↓ Содержание ↓
↑ Свернуть ↑
|
Просыпается Алёша под неприятный деревянный стук над правым ухом и чьи-то выкрики с разных сторон.
— Две тысячи рублей раз! Две тысячи рублей два! Кто больше?...
Он понимает слова по отдельности, но пока ещё не простившееся с объятиями небытия сознание не готово связывать их между собой и расшифровывать.
Гроб с Алёшей стоит на чём-то наклонном, открытый как для прощания, и неприятный яркий свет слепит только-только прорезавшиеся глаза свежепереродившегося хищника. Остатки кокона из его старой отмершей плоти, из которого Алёша вылупился с новыми мышцами, под новой, белой и гладкой, кожей, убирать не стали, оставив всё содержимое гроба нетронутым. А значит, перед крикливой толпой Алёша выставлен совершенно голым. Впрочем, мысль об этом нисколько его сейчас не беспокоит.
Встать Алёша пока не может: его обескровленное тело трое суток пролежало в гробу, изменяясь каждой клеточкой, и пока что отказывается служить хозяину. Эрнест Вольдемарович предупреждал, что так будет поначалу, пока Алёша не выпьет крови…
Эрнест Вольдемарович. Учитель. Мысль о старшем товарище по партии, который предложил Алёше стать человеком нового типа, чтобы помочь людям побыстрее прийти к светлому завтра, вспыхивает и тут же отзывается глухой тоской в груди. Эрнест Вольдемарович, где же вы? Умом Алёша цепляется за надежду, что Учитель где-то среди толпы и скоро подойдёт к нему, но злая холодная пустота в самом сердце шепчет: "...нет его, нигде нет, и никогда уже не будет…". Алёша готов расплакаться, как брошенный младенец, потерявший тепло матери.

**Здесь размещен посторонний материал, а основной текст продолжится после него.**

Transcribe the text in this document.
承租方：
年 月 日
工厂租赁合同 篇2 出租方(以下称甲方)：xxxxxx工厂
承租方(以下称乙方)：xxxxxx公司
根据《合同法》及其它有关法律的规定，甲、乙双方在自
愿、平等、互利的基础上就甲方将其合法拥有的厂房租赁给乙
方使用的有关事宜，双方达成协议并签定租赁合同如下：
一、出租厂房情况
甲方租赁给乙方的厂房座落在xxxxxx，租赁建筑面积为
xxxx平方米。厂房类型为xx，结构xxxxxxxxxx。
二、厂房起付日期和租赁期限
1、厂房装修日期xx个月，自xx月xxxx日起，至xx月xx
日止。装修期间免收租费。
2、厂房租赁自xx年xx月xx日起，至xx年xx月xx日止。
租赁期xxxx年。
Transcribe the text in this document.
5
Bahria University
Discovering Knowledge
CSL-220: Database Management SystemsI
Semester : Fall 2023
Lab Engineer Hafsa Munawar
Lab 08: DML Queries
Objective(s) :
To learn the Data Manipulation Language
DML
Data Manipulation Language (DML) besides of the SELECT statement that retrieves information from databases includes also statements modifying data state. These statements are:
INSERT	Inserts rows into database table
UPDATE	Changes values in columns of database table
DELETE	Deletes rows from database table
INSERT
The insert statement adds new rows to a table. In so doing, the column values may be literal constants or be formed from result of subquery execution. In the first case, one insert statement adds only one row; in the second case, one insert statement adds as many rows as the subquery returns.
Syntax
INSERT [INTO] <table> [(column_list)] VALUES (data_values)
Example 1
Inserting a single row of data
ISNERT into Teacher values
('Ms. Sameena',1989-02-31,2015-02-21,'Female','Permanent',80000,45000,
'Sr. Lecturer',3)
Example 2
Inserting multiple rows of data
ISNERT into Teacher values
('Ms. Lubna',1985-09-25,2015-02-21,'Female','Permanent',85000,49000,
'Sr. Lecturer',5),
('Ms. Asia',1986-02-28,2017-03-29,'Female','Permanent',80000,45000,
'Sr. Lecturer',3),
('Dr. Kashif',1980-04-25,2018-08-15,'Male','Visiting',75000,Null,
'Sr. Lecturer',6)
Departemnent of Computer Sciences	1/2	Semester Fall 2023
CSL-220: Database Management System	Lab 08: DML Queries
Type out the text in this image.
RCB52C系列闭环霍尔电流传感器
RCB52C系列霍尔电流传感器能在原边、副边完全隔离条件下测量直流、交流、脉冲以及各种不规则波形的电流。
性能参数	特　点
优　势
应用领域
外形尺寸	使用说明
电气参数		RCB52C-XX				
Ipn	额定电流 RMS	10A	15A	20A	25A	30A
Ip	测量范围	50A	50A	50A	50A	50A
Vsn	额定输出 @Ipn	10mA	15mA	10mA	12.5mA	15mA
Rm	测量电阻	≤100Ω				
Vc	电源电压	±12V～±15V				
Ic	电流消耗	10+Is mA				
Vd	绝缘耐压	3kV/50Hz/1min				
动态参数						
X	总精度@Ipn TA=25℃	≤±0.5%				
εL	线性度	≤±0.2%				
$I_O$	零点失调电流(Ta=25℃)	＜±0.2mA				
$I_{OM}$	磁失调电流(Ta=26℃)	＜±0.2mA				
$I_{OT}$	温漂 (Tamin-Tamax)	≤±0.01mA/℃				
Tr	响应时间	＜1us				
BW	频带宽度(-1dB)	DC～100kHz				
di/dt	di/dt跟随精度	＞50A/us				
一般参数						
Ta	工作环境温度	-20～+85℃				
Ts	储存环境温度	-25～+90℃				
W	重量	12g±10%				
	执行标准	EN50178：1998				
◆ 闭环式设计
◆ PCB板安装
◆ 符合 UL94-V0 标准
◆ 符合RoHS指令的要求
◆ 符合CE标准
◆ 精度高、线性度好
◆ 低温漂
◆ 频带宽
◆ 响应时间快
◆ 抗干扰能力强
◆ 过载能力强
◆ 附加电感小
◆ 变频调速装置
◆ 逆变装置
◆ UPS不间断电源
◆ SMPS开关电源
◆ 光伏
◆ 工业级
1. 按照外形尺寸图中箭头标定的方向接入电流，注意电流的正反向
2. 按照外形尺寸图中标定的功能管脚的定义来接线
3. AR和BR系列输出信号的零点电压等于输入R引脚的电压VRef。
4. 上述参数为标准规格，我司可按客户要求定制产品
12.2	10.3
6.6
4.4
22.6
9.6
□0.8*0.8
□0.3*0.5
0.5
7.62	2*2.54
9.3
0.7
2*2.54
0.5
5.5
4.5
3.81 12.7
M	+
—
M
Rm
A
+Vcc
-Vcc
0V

— Пять тысяч триста рублей… Продано! Лот шестой: вурдалак новообращённый вместе с гробом дубовым, окованным, оборудованным тремя навесными замками, — достается господину под номером тридцать три! Следующий лот…
К Алёше подходят двое румяных парней в форменных жилетах. Горе по Учителю отвлекло его на время от кровавой жажды, но с приближением людей она захватывает разум молодого вампира — Эрнест Вольдемарович предпочитал называть себя на западный манер: “вампир европейский классический”, а вурдалаки это те, что по деревенским погостам шастают.
Алёша, не разжимая губ, выпускает клыки, пробует их кончиком языка — и правда, острые. Он готовится схватить того, кто окажется достаточно близко…
Но одеревенелое тело оказывается неспособным на молниеносный бросок — Алёшу перехватывают и толкают обратно в ошмётки кокона, вдвоём работники аукциона отдирают его пока ещё недостаточно цепкие пальцы с плеча одного из них.
— Тварь!...
Алёше достаётся лишь несколько вожделенных капель на когтях. Он тянет было руку, дрожащую как у последнего алкоголика, ко рту, но и тут ему мешают:
— Осторожно! Не дайте ему кровь попробовать! — Визжит кто-то в толпе. — Вы же с ним тогда не справитесь!
Кто-то третий подскакивает к гробу. Алёша рвётся наружу — его с размаху припечатывают по губам кулаком с серебряным перстнем. В лёгких Алёши пусто — после пробуждения он забыл про дыхание, и оттого крик его выходит немым.
Он видит перед собой огромный круглый знак с числом тридцать три на добротном сукне двубортного пальто, чуть выше — окладистую бороду на поповский манер, спокойные голубые глаза.
— Не торопитесь-ка, голубчик, — тон покупателя и обладателя серебряного перстня в одном лице профессионально ласков. — Нам с вами ехать далёко, рановато вы проснулись.
Господин под тридцать третьим номером снимает с пояса и кладёт на грудь Алёши массивный крест с чётками — и эта чёртова деревяшка придавливает, будто мельничный жёрнов, лишает последних сил.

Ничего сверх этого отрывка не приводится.